Directed by Henry King
Written by William Bowers and William Sellers
A lot of what I had seen within the western genre before I embarked on this marathon involved a great deal of violence. Shootouts, outlaws, bank robberies, etc. And while the films to this point have involved at least some of these elements, there hasn’t been a great mystique yet made of the outlaw and gunfighter. When I think of westerns, at least prior to this marathon, I think of the Sergio Leone films, which are certainly violent and carry a certain aura about them which is what I associate with quintessential western. We’ll see whether that aura remains when I get to them here, but with 1950’s The Gunfighter, we are treated not to a violent film, but certainly one which examines the legend and character of an outlaw in lawless country, the Old West.
Whenever Jimmy Ringo (Gregory Peck) rides into town, most people get scared and stay out of his way. However, there are some young bullheaded heroes who like to think they can take on the fastest gun in the west. These young cowboys usually end up dead in the dirt. After one such youth bites it, Ringo must elude his three brothers who are out to get Jimmy, whether their kid brother drew first or not. Hiding out in nearby Cayenne, Ringo runs into a familiar barkeep (Karl Malden), a friendly marshall (Millard Mitchell), and the woman he loves (Helen Westcott). With the brothers in hot pursuit, Jimmy only wants to stay in town long enough to convince Peggy that he loves her and is a changed man.
What The Gunfighter excels at is creating a character with mystique. We don’t get to share in Jimmy Ringo’s exploits, they’ve come before, we only hear of them in legend. But with the performance from Gregory Peck, we get to see the bags under his eyes, the gruff in his breath when another up and comer wishes to challenge him simply to claim he killed the fastest there ever was. Being a legend has to be tough, especially once your legacy is cemented yet you’d rather move on and retire to a simpler life. Such is the curse of Jimmy Ringo, and director Henry King captures this transition period in the life of an outlaw perfectly by using a manhunt/hideout as an exciting backdrop.

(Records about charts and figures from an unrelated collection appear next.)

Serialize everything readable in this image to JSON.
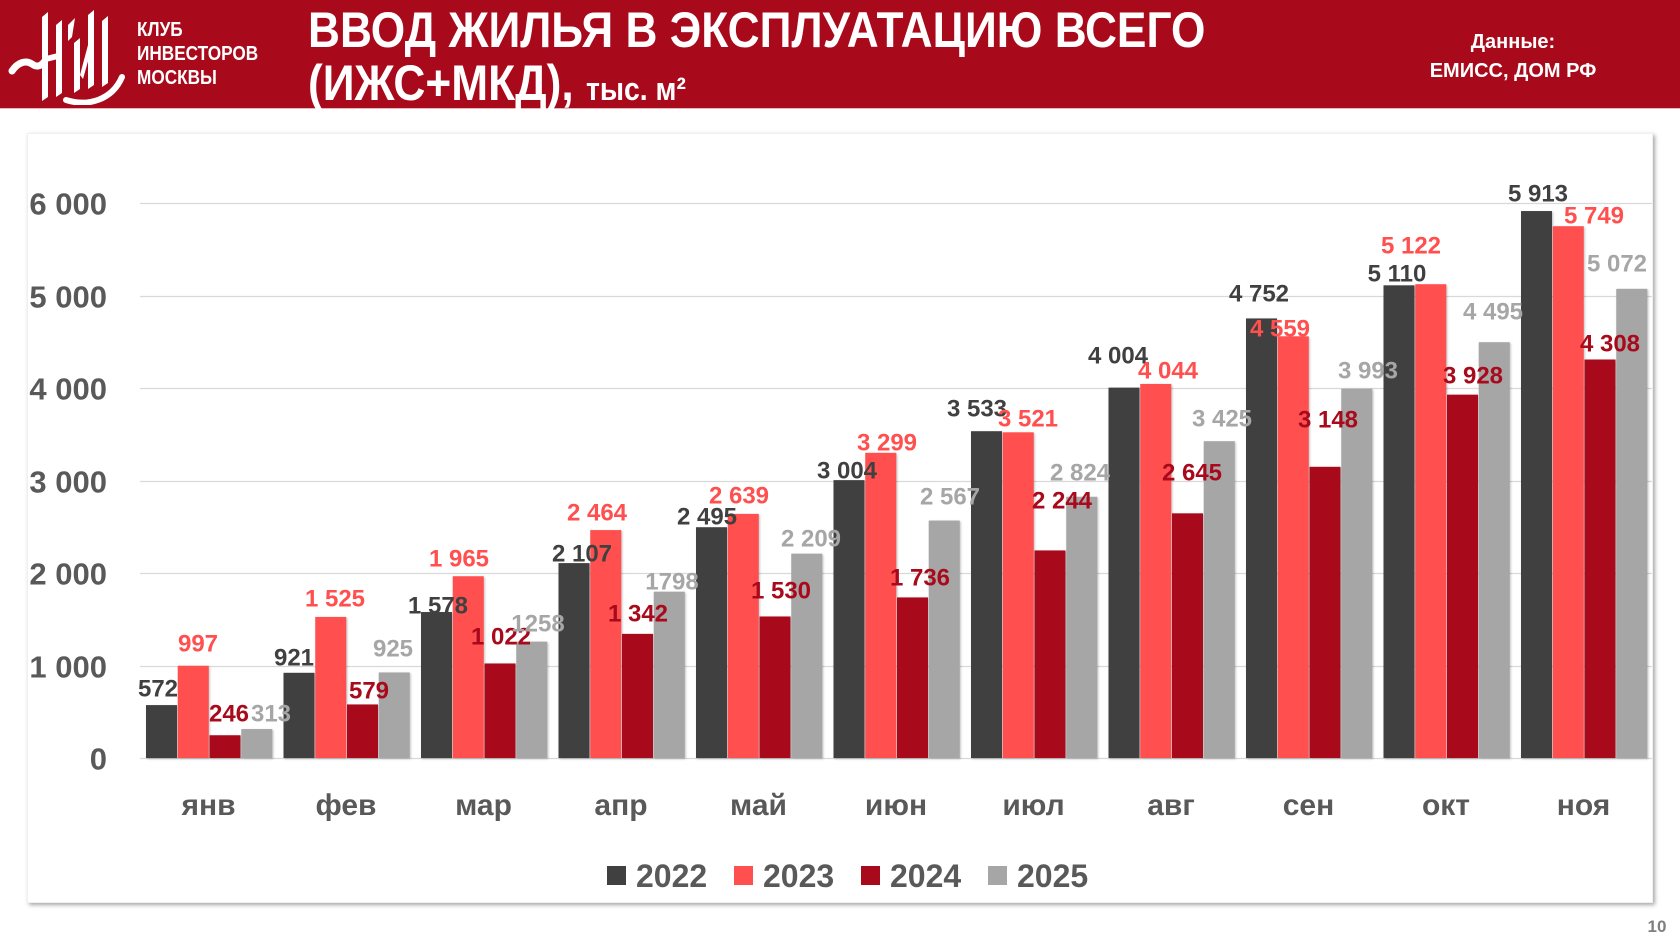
{
  "header": {
    "club_name": [
      "КЛУБ",
      "ИНВЕСТОРОВ",
      "МОСКВЫ"
    ],
    "source_label": "Данные:",
    "source_value": "ЕМИСС, ДОМ РФ",
    "brand_color": "#A80A1B"
  },
  "page_number": "10",
  "chart_data": {
    "type": "bar",
    "title_line1": "ВВОД ЖИЛЬЯ В ЭКСПЛУАТАЦИЮ ВСЕГО",
    "title_line2": "(ИЖС+МКД),",
    "title_unit": "тыс. м²",
    "xlabel": "",
    "ylabel": "",
    "ylim": [
      0,
      6000
    ],
    "grid": true,
    "legend": "bottom",
    "yticks": [
      {
        "value": 0,
        "label": "0"
      },
      {
        "value": 1000,
        "label": "1 000"
      },
      {
        "value": 2000,
        "label": "2 000"
      },
      {
        "value": 3000,
        "label": "3 000"
      },
      {
        "value": 4000,
        "label": "4 000"
      },
      {
        "value": 5000,
        "label": "5 000"
      },
      {
        "value": 6000,
        "label": "6 000"
      }
    ],
    "categories": [
      "янв",
      "фев",
      "мар",
      "апр",
      "май",
      "июн",
      "июл",
      "авг",
      "сен",
      "окт",
      "ноя"
    ],
    "series": [
      {
        "name": "2022",
        "color": "#404040",
        "values": [
          572,
          921,
          1578,
          2107,
          2495,
          3004,
          3533,
          4004,
          4752,
          5110,
          5913
        ],
        "labels": [
          "572",
          "921",
          "1 578",
          "2 107",
          "2 495",
          "3 004",
          "3 533",
          "4 004",
          "4 752",
          "5 110",
          "5 913"
        ]
      },
      {
        "name": "2023",
        "color": "#FF4F4F",
        "values": [
          997,
          1525,
          1965,
          2464,
          2639,
          3299,
          3521,
          4044,
          4559,
          5122,
          5749
        ],
        "labels": [
          "997",
          "1 525",
          "1 965",
          "2 464",
          "2 639",
          "3 299",
          "3 521",
          "4 044",
          "4 559",
          "5 122",
          "5 749"
        ]
      },
      {
        "name": "2024",
        "color": "#A80A1C",
        "values": [
          246,
          579,
          1022,
          1342,
          1530,
          1736,
          2244,
          2645,
          3148,
          3928,
          4308
        ],
        "labels": [
          "246",
          "579",
          "1 022",
          "1 342",
          "1 530",
          "1 736",
          "2 244",
          "2 645",
          "3 148",
          "3 928",
          "4 308"
        ]
      },
      {
        "name": "2025",
        "color": "#A6A6A6",
        "values": [
          313,
          925,
          1258,
          1798,
          2209,
          2567,
          2824,
          3425,
          3993,
          4495,
          5072
        ],
        "labels": [
          "313",
          "925",
          "1258",
          "1798",
          "2 209",
          "2 567",
          "2 824",
          "3 425",
          "3 993",
          "4 495",
          "5 072"
        ]
      }
    ]
  }
}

I really do want to focus on Gregory Peck for a moment too, as between this and Yellow Sky, I am really beginning to like what he has to offer in the landscape of the west. I always pegged him as a good guy, like most people probably because of his turn in To Kill a Mockingbird, but he has shown time and again so far here to make a great bad guy too, even if he is the sympathetic bad guy here. He is a star in The Gunfighter, taking command of the screen and carrying the film with his performance. I would even go so far as to rank it as one of the best lead performances thus far in the marathon. I have not taken the time as of yet to reflect on things like that yet in this journey, and perhaps I should, but his performance is what would keep bringing me back to revisit this film time and again.
But while Peck is awesome as Ringo, the scenario is unique to this marathon as well in some respects. Setting it in such a confined amount of time, and within the small town of Cayenne, brings about a natural amount of tension and excitement to the film, which is the perfect backdrop for the type of drama between Ringo and Peggy as they work out the rest of their lives. Setting is everything in a western. Certainly seeing the beautiful buttes in the desert background is what a lot of people think of, but most westerns happen in Generic Springs or in Standard Saloon. With The Gunfighter, Cayenne and the Palace Bar feel like real, lived in places. All of it comes together to make this film a complete package.